For me. I cleaned out my house. Threw out stuff my son wouldn't ever use. Threw out my clothes (didn't want my son to have to go through them).
Put all of my paperwork on top of my bed. A list of all bills, login's, passwords so he'd know what needed to be done.
All funeral arrangement info. Cremation. Urn. Cemetary. I decided I would die the same day my mom did.
Went to hotel. Took my pills. Left a note to contact my son or brother in law…but forgot to write phone numbers. Only had my car keys, phone and charger on me.
Woke up 2 days later in psych ward. That day, police showed up to make sure I was there and ok.
My dad died the day I attempted. Nobody could find me. Sister left the country for the funeral. My son stayed behind to find me.
How did I find out? They let me charge my phone to make a call…and text messages started popping up with condolences. The nurse came to me, apologizing. Told me I wasn't to find out this way. The police contacted my son, and he was on his way to tell me.
I begged them to let me leave to fly over for the funeral. They refused. When my son came by to see me…I was a wreck.
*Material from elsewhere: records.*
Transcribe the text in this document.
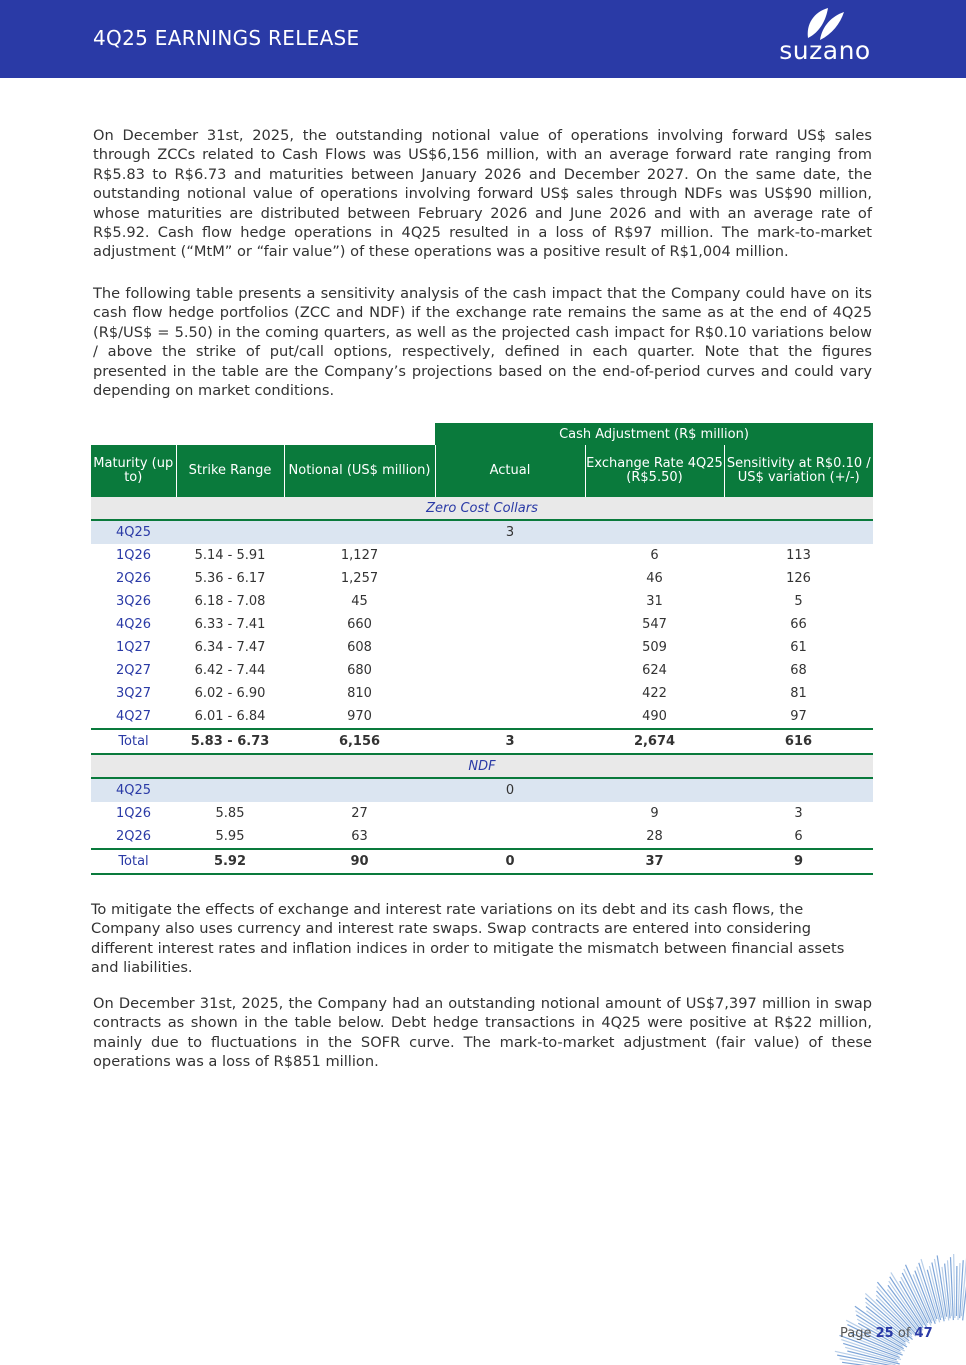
4Q25 EARNINGS RELEASE	suzano

On December 31st, 2025, the outstanding notional value of operations involving forward US$ sales through ZCCs related to Cash Flows was US$6,156 million, with an average forward rate ranging from R$5.83 to R$6.73 and maturities between January 2026 and December 2027. On the same date, the outstanding notional value of operations involving forward US$ sales through NDFs was US$90 million, whose maturities are distributed between February 2026 and June 2026 and with an average rate of R$5.92. Cash flow hedge operations in 4Q25 resulted in a loss of R$97 million. The mark-to-market adjustment (“MtM” or “fair value”) of these operations was a positive result of R$1,004 million.

The following table presents a sensitivity analysis of the cash impact that the Company could have on its cash flow hedge portfolios (ZCC and NDF) if the exchange rate remains the same as at the end of 4Q25 (R$/US$ = 5.50) in the coming quarters, as well as the projected cash impact for R$0.10 variations below / above the strike of put/call options, respectively, defined in each quarter. Note that the figures presented in the table are the Company’s projections based on the end-of-period curves and could vary depending on market conditions.

			Cash Adjustment (R$ million)		
Maturity (up to)	Strike Range	Notional (US$ million)	Actual	Exchange Rate 4Q25 (R$5.50)	Sensitivity at R$0.10 / US$ variation (+/-)
Zero Cost Collars					
4Q25			3		
1Q26	5.14 - 5.91	1,127		6	113
2Q26	5.36 - 6.17	1,257		46	126
3Q26	6.18 - 7.08	45		31	5
4Q26	6.33 - 7.41	660		547	66
1Q27	6.34 - 7.47	608		509	61
2Q27	6.42 - 7.44	680		624	68
3Q27	6.02 - 6.90	810		422	81
4Q27	6.01 - 6.84	970		490	97
Total	5.83 - 6.73	6,156	3	2,674	616
NDF					
4Q25			0		
1Q26	5.85	27		9	3
2Q26	5.95	63		28	6
Total	5.92	90	0	37	9

To mitigate the effects of exchange and interest rate variations on its debt and its cash flows, the Company also uses currency and interest rate swaps. Swap contracts are entered into considering different interest rates and inflation indices in order to mitigate the mismatch between financial assets and liabilities.

On December 31st, 2025, the Company had an outstanding notional amount of US$7,397 million in swap contracts as shown in the table below. Debt hedge transactions in 4Q25 were positive at R$22 million, mainly due to fluctuations in the SOFR curve. The mark-to-market adjustment (fair value) of these operations was a loss of R$851 million.

Page 25 of 47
He hugged me…told me he went to the hotel and saw my room. He said 'You brought me into a crime scene. I never want to again'.
My dads body came here for burial. My sister stopped talking to me.
I'm pretending to be ok. Have to finish the work on my apt. Will quit my job, so they don't know what happened to me. Will go to hotel again, and this time it's for good.
Note: if I had succeeded, there would be 3 deaths on the same day. Mom in 2004. Dad and I in 2022. April 11th.
I don't feel a thing. Just a void. Even lost my love for music. Nothing.
I'm angry I guess. Instead of rounding around me to keep me from trying again, they've just made me feel like I wish I'd succeeded. Haven't spoken to sissy since May.